Environmental Health Perspectives
|January 1, 1994
Summary
The carcinogenicity prediction and battery selection (CPBS) procedure, used for predicting cancer from short-term tests (STTs), requires modification. New findings show STTs are not independent, necessitating a log-linear modeling approach for accurate carcinogenicity predictions.
Area of Science:
- Toxicology
- Biostatistics
- Computational Biology
Background:
- The carcinogenicity prediction and battery selection (CPBS) procedure is a prominent method for predicting chemical carcinogenicity using short-term tests (STTs).
- A key assumption of CPBS is the conditional independence of the STTs employed.
- Recent National Toxicology Program (NTP) studies have challenged this independence assumption for commonly used in vitro STTs.
Purpose of the Study:
- To address the violation of the conditional independence assumption in the CPBS procedure.
- To propose a modified approach for carcinogenicity prediction that accounts for dependencies among STTs.
- To enhance the accuracy and reliability of carcinogenicity predictions derived from STT batteries.
Main Methods:
- Modification of the existing CPBS procedure.
- Application of log-linear modeling to accommodate dependencies between STTs.
- Analysis of data from National Toxicology Program (NTP) studies involving in vitro STTs.
Main Results:
- The conditional independence assumption of STTs in CPBS was found to be violated by recent NTP study results.

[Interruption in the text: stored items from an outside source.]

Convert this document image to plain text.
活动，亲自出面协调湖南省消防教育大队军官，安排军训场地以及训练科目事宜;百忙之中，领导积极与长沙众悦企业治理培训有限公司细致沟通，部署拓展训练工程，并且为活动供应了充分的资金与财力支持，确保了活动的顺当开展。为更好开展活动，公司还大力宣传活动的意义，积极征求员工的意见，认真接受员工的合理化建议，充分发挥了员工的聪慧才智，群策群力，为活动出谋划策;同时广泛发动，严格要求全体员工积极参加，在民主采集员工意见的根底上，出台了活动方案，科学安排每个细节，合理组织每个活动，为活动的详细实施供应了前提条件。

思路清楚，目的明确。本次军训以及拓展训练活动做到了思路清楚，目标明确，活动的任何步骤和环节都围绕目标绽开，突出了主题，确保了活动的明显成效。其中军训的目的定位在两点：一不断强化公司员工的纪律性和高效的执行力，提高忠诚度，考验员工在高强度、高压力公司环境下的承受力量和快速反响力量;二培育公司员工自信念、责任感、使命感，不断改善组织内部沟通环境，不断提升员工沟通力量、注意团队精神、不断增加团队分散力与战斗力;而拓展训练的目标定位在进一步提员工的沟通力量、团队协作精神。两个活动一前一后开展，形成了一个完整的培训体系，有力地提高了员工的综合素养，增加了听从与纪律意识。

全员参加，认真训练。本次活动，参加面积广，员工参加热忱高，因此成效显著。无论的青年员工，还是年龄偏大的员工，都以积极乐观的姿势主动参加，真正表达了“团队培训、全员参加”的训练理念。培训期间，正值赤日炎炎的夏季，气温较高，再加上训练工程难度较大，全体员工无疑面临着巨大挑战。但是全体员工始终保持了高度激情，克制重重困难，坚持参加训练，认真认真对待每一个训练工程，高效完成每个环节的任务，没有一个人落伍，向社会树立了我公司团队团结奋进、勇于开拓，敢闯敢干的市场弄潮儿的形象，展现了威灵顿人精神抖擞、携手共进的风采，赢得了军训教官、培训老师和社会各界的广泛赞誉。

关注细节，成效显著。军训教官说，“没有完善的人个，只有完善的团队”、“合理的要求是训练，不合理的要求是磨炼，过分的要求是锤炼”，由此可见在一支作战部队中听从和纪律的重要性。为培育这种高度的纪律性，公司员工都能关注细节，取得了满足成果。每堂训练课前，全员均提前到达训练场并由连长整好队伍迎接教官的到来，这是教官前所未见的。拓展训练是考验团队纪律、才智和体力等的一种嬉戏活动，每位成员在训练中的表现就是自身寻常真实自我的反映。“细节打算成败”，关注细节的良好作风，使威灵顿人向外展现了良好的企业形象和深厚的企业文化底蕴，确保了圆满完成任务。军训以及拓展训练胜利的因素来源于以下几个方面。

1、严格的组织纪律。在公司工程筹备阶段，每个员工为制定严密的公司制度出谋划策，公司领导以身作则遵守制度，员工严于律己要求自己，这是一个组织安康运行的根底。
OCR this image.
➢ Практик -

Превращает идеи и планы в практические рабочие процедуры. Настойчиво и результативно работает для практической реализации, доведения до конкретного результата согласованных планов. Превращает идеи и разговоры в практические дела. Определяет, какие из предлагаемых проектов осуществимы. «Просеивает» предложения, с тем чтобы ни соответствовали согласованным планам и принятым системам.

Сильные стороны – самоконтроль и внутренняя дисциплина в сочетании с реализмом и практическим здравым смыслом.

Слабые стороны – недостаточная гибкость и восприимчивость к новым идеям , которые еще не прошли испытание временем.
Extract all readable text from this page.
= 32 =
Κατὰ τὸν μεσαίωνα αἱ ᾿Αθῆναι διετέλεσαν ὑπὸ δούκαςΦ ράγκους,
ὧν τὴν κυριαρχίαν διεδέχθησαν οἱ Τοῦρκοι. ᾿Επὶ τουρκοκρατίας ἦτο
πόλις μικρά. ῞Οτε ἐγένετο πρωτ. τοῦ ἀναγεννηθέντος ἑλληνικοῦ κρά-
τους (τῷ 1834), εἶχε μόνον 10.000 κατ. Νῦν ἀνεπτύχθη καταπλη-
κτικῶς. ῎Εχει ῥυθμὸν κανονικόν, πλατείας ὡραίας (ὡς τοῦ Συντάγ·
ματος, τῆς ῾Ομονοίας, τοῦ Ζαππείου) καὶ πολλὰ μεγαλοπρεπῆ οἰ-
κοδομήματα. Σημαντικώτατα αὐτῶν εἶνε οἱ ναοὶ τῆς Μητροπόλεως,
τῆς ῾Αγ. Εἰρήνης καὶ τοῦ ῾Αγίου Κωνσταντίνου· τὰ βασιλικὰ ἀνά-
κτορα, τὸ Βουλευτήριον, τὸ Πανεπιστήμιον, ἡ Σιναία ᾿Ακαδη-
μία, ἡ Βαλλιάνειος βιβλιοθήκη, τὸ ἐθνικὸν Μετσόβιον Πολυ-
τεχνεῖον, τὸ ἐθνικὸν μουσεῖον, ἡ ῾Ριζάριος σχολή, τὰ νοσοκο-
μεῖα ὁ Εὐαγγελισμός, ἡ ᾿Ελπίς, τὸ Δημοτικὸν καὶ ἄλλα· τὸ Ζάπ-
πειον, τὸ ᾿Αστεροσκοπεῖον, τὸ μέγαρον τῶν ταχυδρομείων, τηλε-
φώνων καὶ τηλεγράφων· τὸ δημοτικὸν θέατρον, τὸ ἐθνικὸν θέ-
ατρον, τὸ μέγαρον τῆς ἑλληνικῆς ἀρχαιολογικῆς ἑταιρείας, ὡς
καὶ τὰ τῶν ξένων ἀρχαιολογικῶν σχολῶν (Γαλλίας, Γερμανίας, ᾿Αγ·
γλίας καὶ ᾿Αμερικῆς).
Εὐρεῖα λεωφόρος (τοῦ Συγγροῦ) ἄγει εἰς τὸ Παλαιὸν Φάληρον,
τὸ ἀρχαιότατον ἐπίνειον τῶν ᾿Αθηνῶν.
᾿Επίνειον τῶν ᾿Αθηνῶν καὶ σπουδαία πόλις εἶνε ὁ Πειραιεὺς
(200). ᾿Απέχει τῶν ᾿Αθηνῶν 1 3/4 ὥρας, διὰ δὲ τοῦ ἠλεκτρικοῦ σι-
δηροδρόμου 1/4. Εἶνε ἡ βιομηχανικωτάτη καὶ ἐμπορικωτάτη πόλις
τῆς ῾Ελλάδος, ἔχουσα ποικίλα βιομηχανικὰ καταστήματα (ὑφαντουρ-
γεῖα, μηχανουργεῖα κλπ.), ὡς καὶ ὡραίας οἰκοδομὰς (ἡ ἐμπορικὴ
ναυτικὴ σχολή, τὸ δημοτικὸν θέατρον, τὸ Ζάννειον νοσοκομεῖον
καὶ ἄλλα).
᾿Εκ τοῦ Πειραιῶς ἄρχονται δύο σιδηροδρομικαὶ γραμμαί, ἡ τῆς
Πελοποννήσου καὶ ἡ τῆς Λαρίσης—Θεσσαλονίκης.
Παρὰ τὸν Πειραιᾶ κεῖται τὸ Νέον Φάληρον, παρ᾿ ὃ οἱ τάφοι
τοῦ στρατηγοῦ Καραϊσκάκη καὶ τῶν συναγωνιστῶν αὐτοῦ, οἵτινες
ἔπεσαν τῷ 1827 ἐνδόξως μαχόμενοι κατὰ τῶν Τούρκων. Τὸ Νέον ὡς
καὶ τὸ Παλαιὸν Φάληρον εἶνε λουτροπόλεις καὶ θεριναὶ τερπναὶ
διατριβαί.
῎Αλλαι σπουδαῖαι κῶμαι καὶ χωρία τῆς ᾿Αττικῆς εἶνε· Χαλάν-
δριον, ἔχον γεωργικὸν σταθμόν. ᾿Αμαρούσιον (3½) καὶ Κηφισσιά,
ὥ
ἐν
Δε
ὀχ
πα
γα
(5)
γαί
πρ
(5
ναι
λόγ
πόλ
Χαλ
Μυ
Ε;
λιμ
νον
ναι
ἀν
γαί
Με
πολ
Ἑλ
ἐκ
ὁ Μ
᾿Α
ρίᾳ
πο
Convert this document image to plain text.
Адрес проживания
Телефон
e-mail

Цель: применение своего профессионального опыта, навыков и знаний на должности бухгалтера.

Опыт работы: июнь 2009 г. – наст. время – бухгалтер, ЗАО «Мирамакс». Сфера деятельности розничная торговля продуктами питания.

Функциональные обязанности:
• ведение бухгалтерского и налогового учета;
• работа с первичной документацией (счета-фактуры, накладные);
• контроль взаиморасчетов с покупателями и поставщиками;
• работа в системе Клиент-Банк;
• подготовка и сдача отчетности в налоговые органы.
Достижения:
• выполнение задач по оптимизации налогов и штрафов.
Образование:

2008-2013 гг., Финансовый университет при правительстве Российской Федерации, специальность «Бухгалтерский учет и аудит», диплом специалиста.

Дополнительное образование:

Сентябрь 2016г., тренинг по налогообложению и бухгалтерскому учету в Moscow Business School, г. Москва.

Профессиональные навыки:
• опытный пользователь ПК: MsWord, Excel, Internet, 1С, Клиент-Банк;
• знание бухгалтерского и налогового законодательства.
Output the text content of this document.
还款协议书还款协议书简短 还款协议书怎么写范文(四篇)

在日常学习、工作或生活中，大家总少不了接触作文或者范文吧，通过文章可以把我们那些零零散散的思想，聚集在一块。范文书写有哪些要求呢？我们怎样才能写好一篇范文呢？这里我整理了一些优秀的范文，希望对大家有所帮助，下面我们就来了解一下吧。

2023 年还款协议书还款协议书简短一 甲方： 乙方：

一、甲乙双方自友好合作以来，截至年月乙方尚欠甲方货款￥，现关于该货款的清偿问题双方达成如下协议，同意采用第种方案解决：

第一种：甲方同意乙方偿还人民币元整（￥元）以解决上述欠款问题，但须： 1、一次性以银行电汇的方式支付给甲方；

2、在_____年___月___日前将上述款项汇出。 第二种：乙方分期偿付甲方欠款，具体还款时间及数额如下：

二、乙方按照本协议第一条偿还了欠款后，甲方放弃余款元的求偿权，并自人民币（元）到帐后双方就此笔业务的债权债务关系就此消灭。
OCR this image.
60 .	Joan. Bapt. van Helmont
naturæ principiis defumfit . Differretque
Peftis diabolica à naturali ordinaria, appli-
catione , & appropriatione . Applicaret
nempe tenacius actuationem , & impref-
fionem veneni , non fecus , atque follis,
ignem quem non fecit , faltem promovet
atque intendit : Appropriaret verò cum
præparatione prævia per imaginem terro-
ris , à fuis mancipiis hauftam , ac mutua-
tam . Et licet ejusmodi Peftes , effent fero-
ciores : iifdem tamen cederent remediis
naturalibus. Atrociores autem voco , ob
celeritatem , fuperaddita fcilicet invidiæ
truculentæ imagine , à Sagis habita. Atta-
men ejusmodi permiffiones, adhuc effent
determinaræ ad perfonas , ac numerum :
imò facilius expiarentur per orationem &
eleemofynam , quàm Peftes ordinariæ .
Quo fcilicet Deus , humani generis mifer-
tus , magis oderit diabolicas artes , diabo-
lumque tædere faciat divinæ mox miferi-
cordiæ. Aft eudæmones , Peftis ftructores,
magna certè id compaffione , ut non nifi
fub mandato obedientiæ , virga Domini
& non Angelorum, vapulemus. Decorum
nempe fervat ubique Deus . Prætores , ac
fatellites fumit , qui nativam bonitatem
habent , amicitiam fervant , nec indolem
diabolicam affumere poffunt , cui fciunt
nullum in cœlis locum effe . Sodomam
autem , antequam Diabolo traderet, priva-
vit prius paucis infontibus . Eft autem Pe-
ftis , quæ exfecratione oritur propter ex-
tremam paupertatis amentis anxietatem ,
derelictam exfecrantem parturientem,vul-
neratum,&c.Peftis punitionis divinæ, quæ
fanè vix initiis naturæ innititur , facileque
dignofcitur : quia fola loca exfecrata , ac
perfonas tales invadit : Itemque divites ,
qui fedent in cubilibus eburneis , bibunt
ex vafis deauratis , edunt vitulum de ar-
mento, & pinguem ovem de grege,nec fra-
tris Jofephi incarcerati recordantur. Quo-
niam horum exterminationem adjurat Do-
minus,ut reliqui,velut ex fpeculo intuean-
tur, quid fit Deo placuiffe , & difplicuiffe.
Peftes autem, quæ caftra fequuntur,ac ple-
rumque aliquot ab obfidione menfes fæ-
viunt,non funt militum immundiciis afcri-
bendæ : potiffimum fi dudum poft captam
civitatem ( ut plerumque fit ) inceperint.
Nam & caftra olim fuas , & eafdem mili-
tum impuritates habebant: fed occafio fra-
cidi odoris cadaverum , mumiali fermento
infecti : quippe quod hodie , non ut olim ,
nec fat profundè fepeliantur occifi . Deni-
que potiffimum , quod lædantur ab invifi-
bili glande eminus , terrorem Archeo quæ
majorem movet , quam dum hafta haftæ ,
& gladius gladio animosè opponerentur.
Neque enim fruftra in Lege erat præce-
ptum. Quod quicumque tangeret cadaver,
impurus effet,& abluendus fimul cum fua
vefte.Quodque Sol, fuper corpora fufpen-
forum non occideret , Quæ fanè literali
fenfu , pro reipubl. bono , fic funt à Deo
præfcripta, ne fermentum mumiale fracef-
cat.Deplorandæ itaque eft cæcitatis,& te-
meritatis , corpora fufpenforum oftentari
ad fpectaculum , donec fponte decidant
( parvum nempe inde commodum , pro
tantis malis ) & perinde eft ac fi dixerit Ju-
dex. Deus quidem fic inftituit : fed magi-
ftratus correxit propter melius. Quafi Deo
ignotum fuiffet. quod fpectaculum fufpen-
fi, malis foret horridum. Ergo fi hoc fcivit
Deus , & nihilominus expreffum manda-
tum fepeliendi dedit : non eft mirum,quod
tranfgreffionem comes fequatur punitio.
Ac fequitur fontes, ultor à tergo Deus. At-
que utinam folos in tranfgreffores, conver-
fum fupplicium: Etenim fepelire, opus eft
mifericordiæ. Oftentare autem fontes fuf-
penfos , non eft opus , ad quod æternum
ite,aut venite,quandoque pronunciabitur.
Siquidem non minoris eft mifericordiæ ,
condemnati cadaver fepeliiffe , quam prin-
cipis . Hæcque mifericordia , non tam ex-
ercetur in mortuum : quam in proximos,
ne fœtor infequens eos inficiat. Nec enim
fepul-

- Log-linear modeling was successfully employed to modify CPBS, accounting for inter-test dependencies.
- The modified approach provides standard errors for predicted probabilities of carcinogenicity, improving uncertainty quantification.
Conclusions:
- The standard CPBS procedure requires modification due to demonstrated dependencies among STTs.
- Log-linear modeling offers a robust method for adjusting CPBS to account for these dependencies.
- The revised approach enhances the predictive power and statistical rigor of carcinogenicity assessments using STT batteries.